Dani Shuster, a cashier and customer service worker at a Mom’s Organic Market in Philadelphia, says she is thankful for the advice the workers at her store received from EWOC. For two weeks in early March, panicked shoppers flooded the grocery. (One day, Shuster says, actress Kate Winslet entered the store wearing gloves and filled up four shopping carts.) Many workers were putting in 10- or 12-hour days to meet the surging demand.
“A lot of workers expressed fear, anxiety, feelings of being overwhelmed, and we were hearing nothing from the corporate leadership,” Shuster, 29, says. Workers complained that Mom's — a chain with 19 stores in four states and Washington, D.C.—was not providing masks and that there wasn’t enough hand sanitizer throughout the store.
“We just seemed to be abandoned by the people in power," Shuster says. “We started to conclude we needed to do something.” Although she had no prior experience in workplace organizing, she was inspired by the message of the Sanders campaign. “The realization that our collective power can challenge corporate greed and we can win helped make the possibility of organizing in my own workplace a reality.”
After surveying their coworkers, Shuster and several colleagues plunged into drafting a list of demands and a petition.
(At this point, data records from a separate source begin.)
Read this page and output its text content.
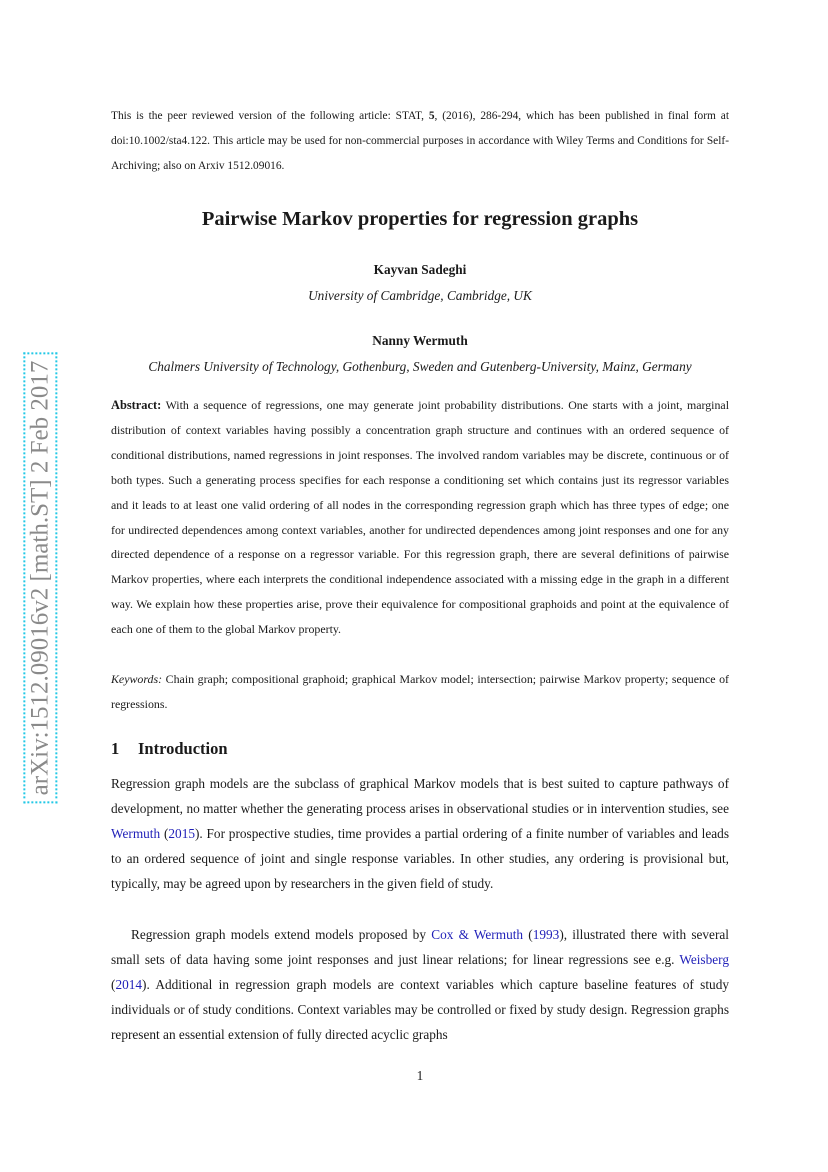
arXiv:1512.09016v2 [math.ST] 2 Feb 2017
This is the peer reviewed version of the following article: STAT, 5, (2016), 286-294, which has been published in final form at doi:10.1002/sta4.122. This article may be used for non-commercial purposes in accordance with Wiley Terms and Conditions for Self-Archiving; also on Arxiv 1512.09016.
Pairwise Markov properties for regression graphs
Kayvan Sadeghi
University of Cambridge, Cambridge, UK
Nanny Wermuth
Chalmers University of Technology, Gothenburg, Sweden and Gutenberg-University, Mainz, Germany
Abstract: With a sequence of regressions, one may generate joint probability distributions. One starts with a joint, marginal distribution of context variables having possibly a concentration graph structure and continues with an ordered sequence of conditional distributions, named regressions in joint responses. The involved random variables may be discrete, continuous or of both types. Such a generating process specifies for each response a conditioning set which contains just its regressor variables and it leads to at least one valid ordering of all nodes in the corresponding regression graph which has three types of edge; one for undirected dependences among context variables, another for undirected dependences among joint responses and one for any directed dependence of a response on a regressor variable. For this regression graph, there are several definitions of pairwise Markov properties, where each interprets the conditional independence associated with a missing edge in the graph in a different way. We explain how these properties arise, prove their equivalence for compositional graphoids and point at the equivalence of each one of them to the global Markov property.
Keywords: Chain graph; compositional graphoid; graphical Markov model; intersection; pairwise Markov property; sequence of regressions.
1 Introduction

Regression graph models are the subclass of graphical Markov models that is best suited to capture pathways of development, no matter whether the generating process arises in observational studies or in intervention studies, see Wermuth (2015). For prospective studies, time provides a partial ordering of a finite number of variables and leads to an ordered sequence of joint and single response variables. In other studies, any ordering is provisional but, typically, may be agreed upon by researchers in the given field of study.

Regression graph models extend models proposed by Cox & Wermuth (1993), illustrated there with several small sets of data having some joint responses and just linear relations; for linear regressions see e.g. Weisberg (2014). Additional in regression graph models are context variables which capture baseline features of study individuals or of study conditions. Context variables may be controlled or fixed by study design. Regression graphs represent an essential extension of fully directed acyclic graphs

1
At that point, Shuster, recognizing she could use some organizing advice, reached out to EWOC, which she had heard about through an acquaintance in DSA.
Shuster says that EWOC felt like a “natural” outgrowth of the Sanders campaign. “In my own experience and observations, the Sanders campaign helped reignite worker organizing in this country," she says.
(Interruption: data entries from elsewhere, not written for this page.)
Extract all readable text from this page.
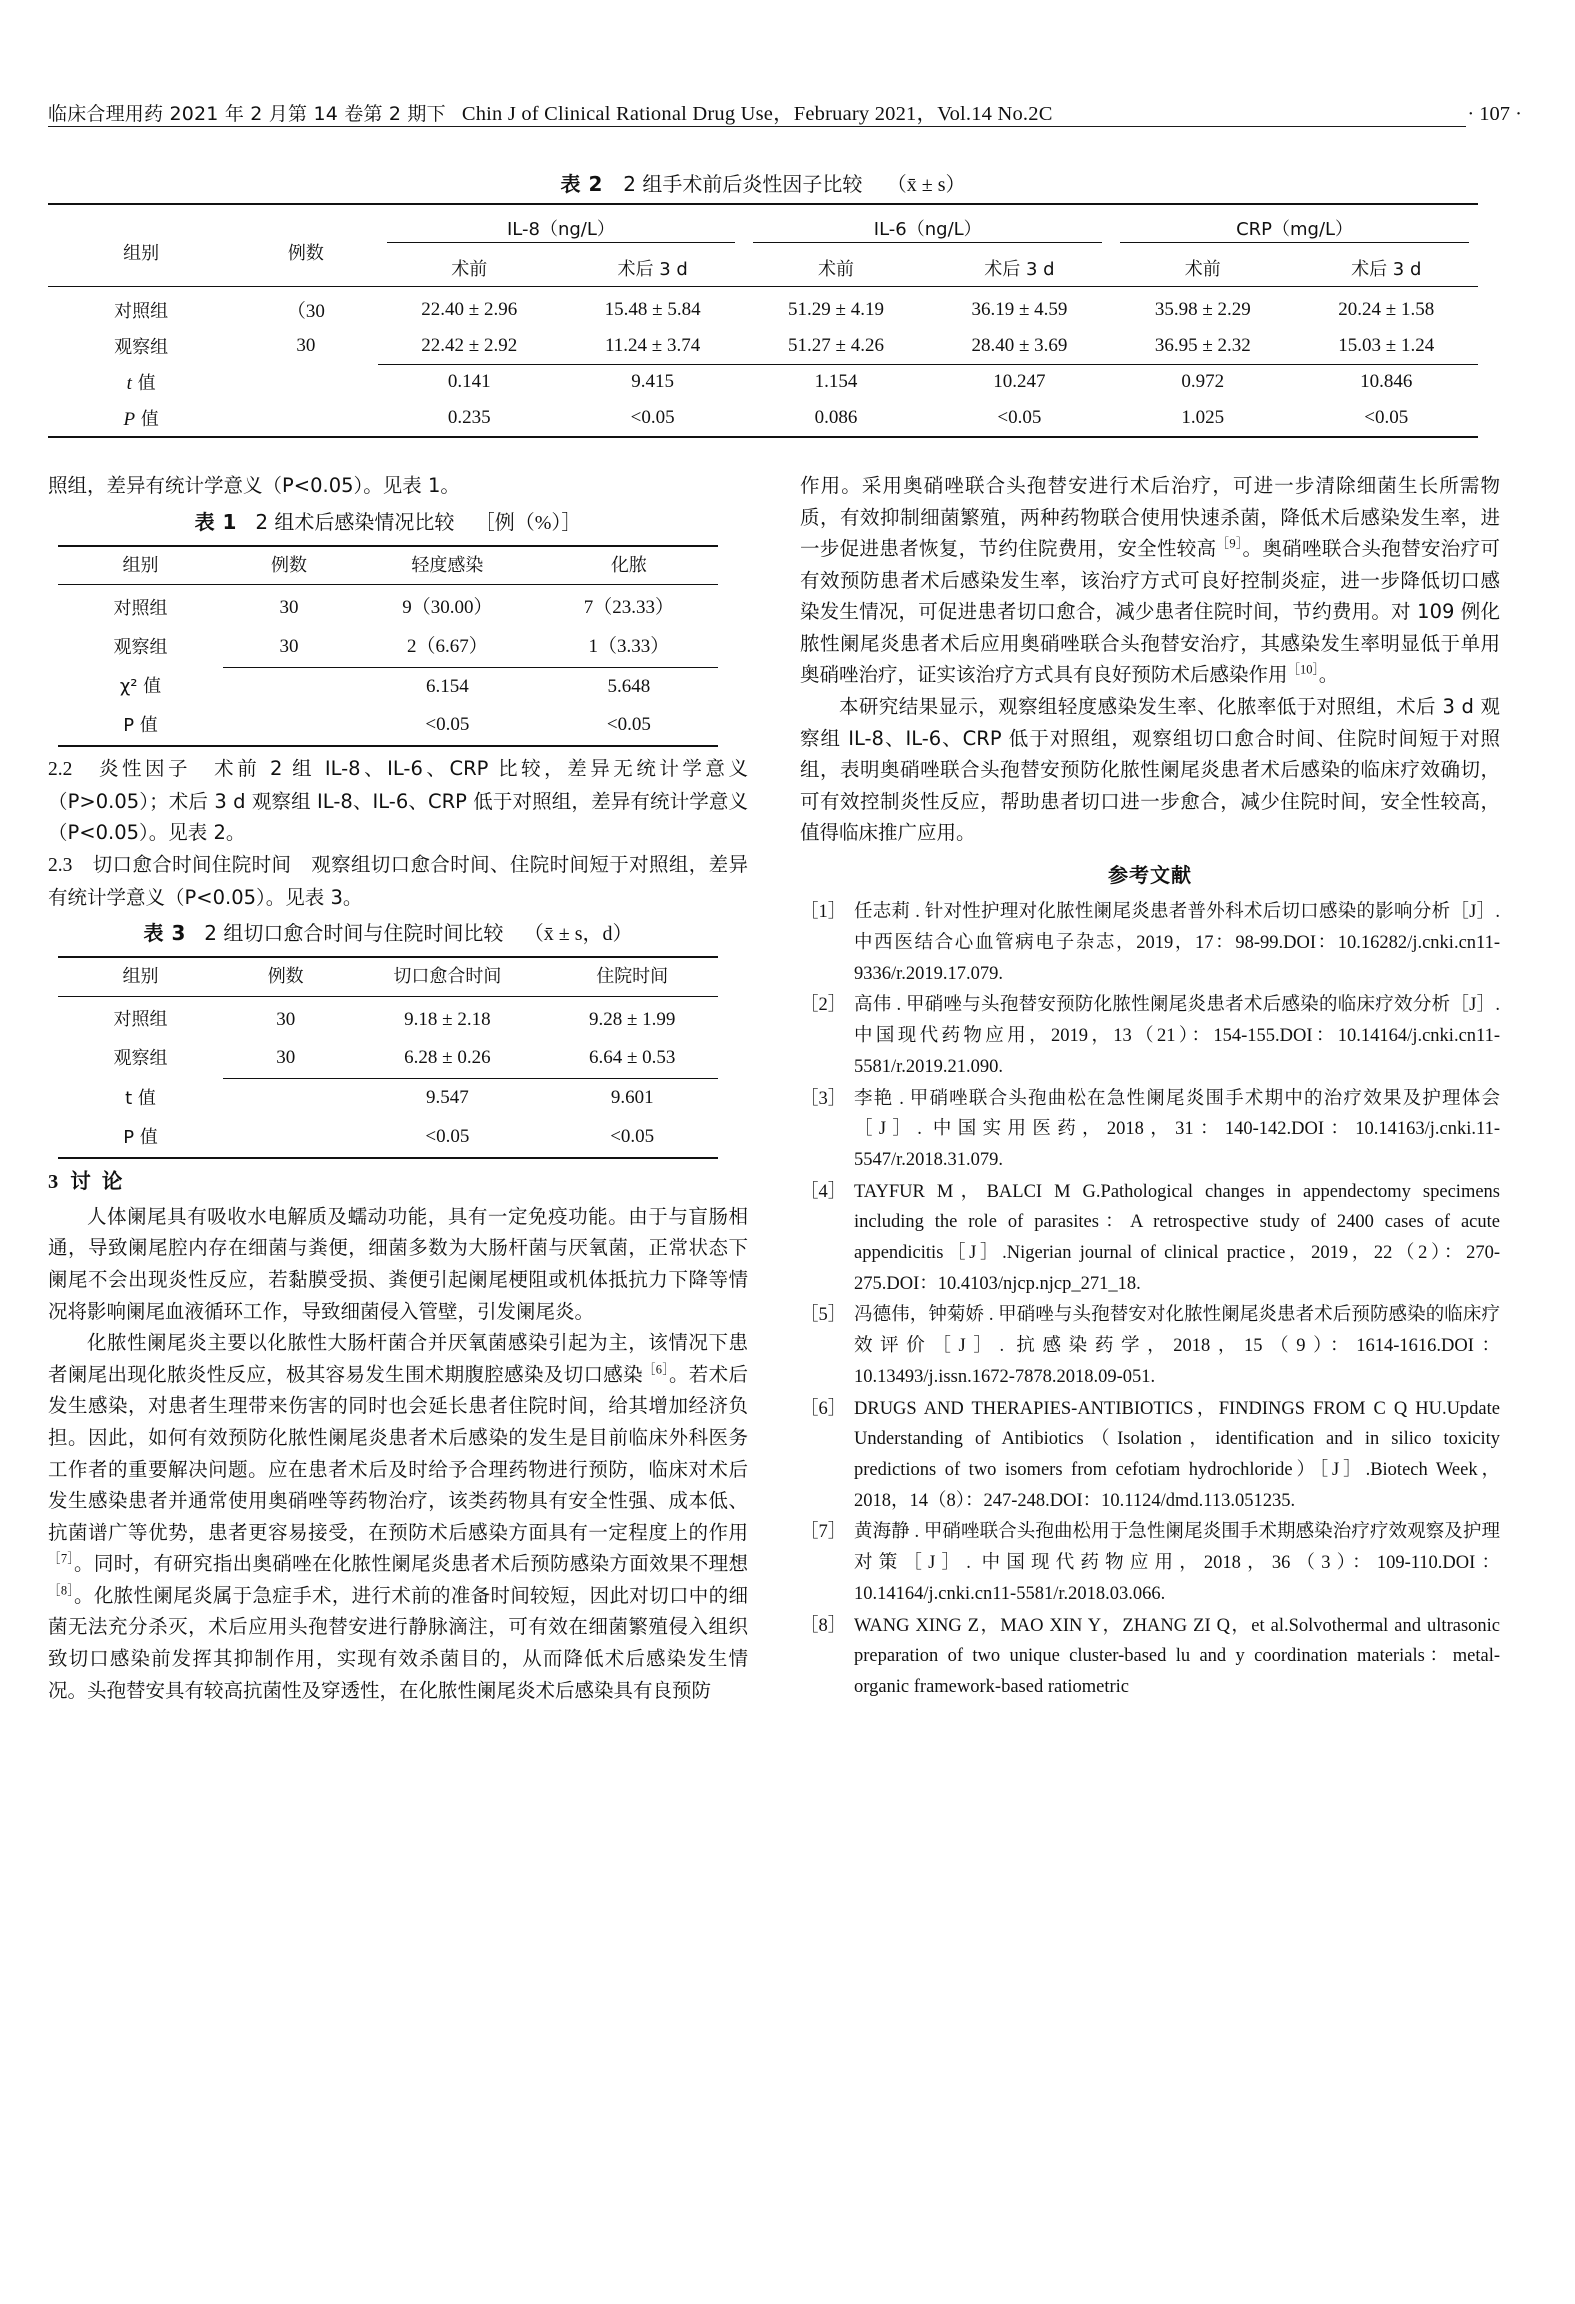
临床合理用药 2021 年 2 月第 14 卷第 2 期下 Chin J of Clinical Rational Drug Use，February 2021，Vol.14 No.2C	· 107 ·
表 2 2 组手术前后炎性因子比较 （x̄ ± s）
组别	例数	IL-8（ng/L）		IL-6（ng/L）		CRP（mg/L）	

		术前	术后 3 d	术前	术后 3 d	术前	术后 3 d
对照组	（30	22.40 ± 2.96	15.48 ± 5.84	51.29 ± 4.19	36.19 ± 4.59	35.98 ± 2.29	20.24 ± 1.58
观察组	30	22.42 ± 2.92	11.24 ± 3.74	51.27 ± 4.26	28.40 ± 3.69	36.95 ± 2.32	15.03 ± 1.24
t 值		0.141	9.415	1.154	10.247	0.972	10.846
P 值		0.235	<0.05	0.086	<0.05	1.025	<0.05

照组，差异有统计学意义（P<0.05）。见表 1。

表 1 2 组术后感染情况比较 ［例（%）］
组别	例数	轻度感染	化脓
对照组	30	9（30.00）	7（23.33）
观察组	30	2（6.67）	1（3.33）
χ² 值		6.154	5.648
P 值		<0.05	<0.05

2.2　 炎性因子　 术前 2 组 IL-8、IL-6、CRP 比较，差异无统计学意义（P>0.05）；术后 3 d 观察组 IL-8、IL-6、CRP 低于对照组，差异有统计学意义（P<0.05）。见表 2。

2.3　 切口愈合时间住院时间　 观察组切口愈合时间、住院时间短于对照组，差异有统计学意义（P<0.05）。见表 3。

表 3 2 组切口愈合时间与住院时间比较 （x̄ ± s，d）
组别	例数	切口愈合时间	住院时间
对照组	30	9.18 ± 2.18	9.28 ± 1.99
观察组	30	6.28 ± 0.26	6.64 ± 0.53
t 值		9.547	9.601
P 值		<0.05	<0.05
3 讨 论

人体阑尾具有吸收水电解质及蠕动功能，具有一定免疫功能。由于与盲肠相通，导致阑尾腔内存在细菌与粪便，细菌多数为大肠杆菌与厌氧菌，正常状态下阑尾不会出现炎性反应，若黏膜受损、粪便引起阑尾梗阻或机体抵抗力下降等情况将影响阑尾血液循环工作，导致细菌侵入管壁，引发阑尾炎。

化脓性阑尾炎主要以化脓性大肠杆菌合并厌氧菌感染引起为主，该情况下患者阑尾出现化脓炎性反应，极其容易发生围术期腹腔感染及切口感染$^{[6]}$。若术后发生感染，对患者生理带来伤害的同时也会延长患者住院时间，给其增加经济负担。因此，如何有效预防化脓性阑尾炎患者术后感染的发生是目前临床外科医务工作者的重要解决问题。应在患者术后及时给予合理药物进行预防，临床对术后发生感染患者并通常使用奥硝唑等药物治疗，该类药物具有安全性强、成本低、抗菌谱广等优势，患者更容易接受，在预防术后感染方面具有一定程度上的作用$^{[7]}$。同时，有研究指出奥硝唑在化脓性阑尾炎患者术后预防感染方面效果不理想$^{[8]}$。化脓性阑尾炎属于急症手术，进行术前的准备时间较短，因此对切口中的细菌无法充分杀灭，术后应用头孢替安进行静脉滴注，可有效在细菌繁殖侵入组织致切口感染前发挥其抑制作用，实现有效杀菌目的，从而降低术后感染发生情况。头孢替安具有较高抗菌性及穿透性，在化脓性阑尾炎术后感染具有良预防

作用。采用奥硝唑联合头孢替安进行术后治疗，可进一步清除细菌生长所需物质，有效抑制细菌繁殖，两种药物联合使用快速杀菌，降低术后感染发生率，进一步促进患者恢复，节约住院费用，安全性较高$^{[9]}$。奥硝唑联合头孢替安治疗可有效预防患者术后感染发生率，该治疗方式可良好控制炎症，进一步降低切口感染发生情况，可促进患者切口愈合，减少患者住院时间，节约费用。对 109 例化脓性阑尾炎患者术后应用奥硝唑联合头孢替安治疗，其感染发生率明显低于单用奥硝唑治疗，证实该治疗方式具有良好预防术后感染作用$^{[10]}$。

本研究结果显示，观察组轻度感染发生率、化脓率低于对照组，术后 3 d 观察组 IL-8、IL-6、CRP 低于对照组，观察组切口愈合时间、住院时间短于对照组，表明奥硝唑联合头孢替安预防化脓性阑尾炎患者术后感染的临床疗效确切，可有效控制炎性反应，帮助患者切口进一步愈合，减少住院时间，安全性较高，值得临床推广应用。

参考文献
［1］ 任志莉 . 针对性护理对化脓性阑尾炎患者普外科术后切口感染的影响分析［J］. 中西医结合心血管病电子杂志，2019，17：98-99.DOI：10.16282/j.cnki.cn11-9336/r.2019.17.079.
［2］ 高伟 . 甲硝唑与头孢替安预防化脓性阑尾炎患者术后感染的临床疗效分析［J］. 中国现代药物应用，2019，13（21）：154-155.DOI：10.14164/j.cnki.cn11-5581/r.2019.21.090.
［3］ 李艳 . 甲硝唑联合头孢曲松在急性阑尾炎围手术期中的治疗效果及护理体会［J］. 中国实用医药，2018，31：140-142.DOI：10.14163/j.cnki.11-5547/r.2018.31.079.
［4］ TAYFUR M，BALCI M G.Pathological changes in appendectomy specimens including the role of parasites：A retrospective study of 2400 cases of acute appendicitis［J］.Nigerian journal of clinical practice，2019，22（2）：270-275.DOI：10.4103/njcp.njcp_271_18.
［5］ 冯德伟，钟菊娇 . 甲硝唑与头孢替安对化脓性阑尾炎患者术后预防感染的临床疗效评价［J］. 抗感染药学，2018，15（9）：1614-1616.DOI：10.13493/j.issn.1672-7878.2018.09-051.
［6］ DRUGS AND THERAPIES-ANTIBIOTICS，FINDINGS FROM C Q HU.Update Understanding of Antibiotics（Isolation，identification and in silico toxicity predictions of two isomers from cefotiam hydrochloride）［J］.Biotech Week，2018，14（8）：247-248.DOI：10.1124/dmd.113.051235.
［7］ 黄海静 . 甲硝唑联合头孢曲松用于急性阑尾炎围手术期感染治疗疗效观察及护理对策［J］. 中国现代药物应用，2018，36（3）：109-110.DOI：10.14164/j.cnki.cn11-5581/r.2018.03.066.
［8］ WANG XING Z，MAO XIN Y，ZHANG ZI Q，et al.Solvothermal and ultrasonic preparation of two unique cluster-based lu and y coordination materials：metal-organic framework-based ratiometric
Dan advised her on how to get coworkers to sign a petition; its demands included hazard pay of time and a half, a midday break for sanitizing, and limiting the number of customers in the store to 20 at a time. “Dan helped me feel confident in having direct conversations with workers and really posing the question, ‘Are you willing to sign this petition to protect your own life and the lives all around you?’” Shuster says.
Nineteen of the store’s roughly 33 workers signed, and Shuster presented the petition to store management with six coworkers on April 6. They then held a protest outside the store as a caravan of supporters drove around honking. (Many supporters came from a community group, One Pennsylvania.) Management did not respond immediately, although the grocery says it stepped up cleaning procedures and installed protective plexiglass at the registers.
In the days after the protest, the workers grew increasingly impatient, and pressure on Mom's grew. The Pennsylvania Attorney General's office even got involved, holding meetings with organizers and, Shuster says, contacting the CEO of Mom's. Mom’s ultimately provided masks and more sanitizer and agreed to set customer limits in sections of the store. It also said it would institute a special shopping hour for seniors and vulnerable populations—something the Mom’s workers had demanded. Management also agreed to a retroactive bonus, though it disappointed the workers by refusing to grant regular hazard pay.
“We saw what happens when you speak out individually—not much,” Shuster says. “We demonstrated that when workers come together, they can accomplish a lot.”
Asked about forming a union, Michael Martinez of Sprouts says, “A labor union, that’s not what we’re going for. We’re trying to show that the workers have strength in numbers and that we won’t accept the bare minimum.”
The UE’s Meinster acknowledges that what EWOC is doing is not typical union organizing. “These are immediate fights around immediate demands,” he says. “The kind of tasks confronting the labor movement is to provide support and leadership to those workers and help develop the workplace leaders we’ll need in coming years."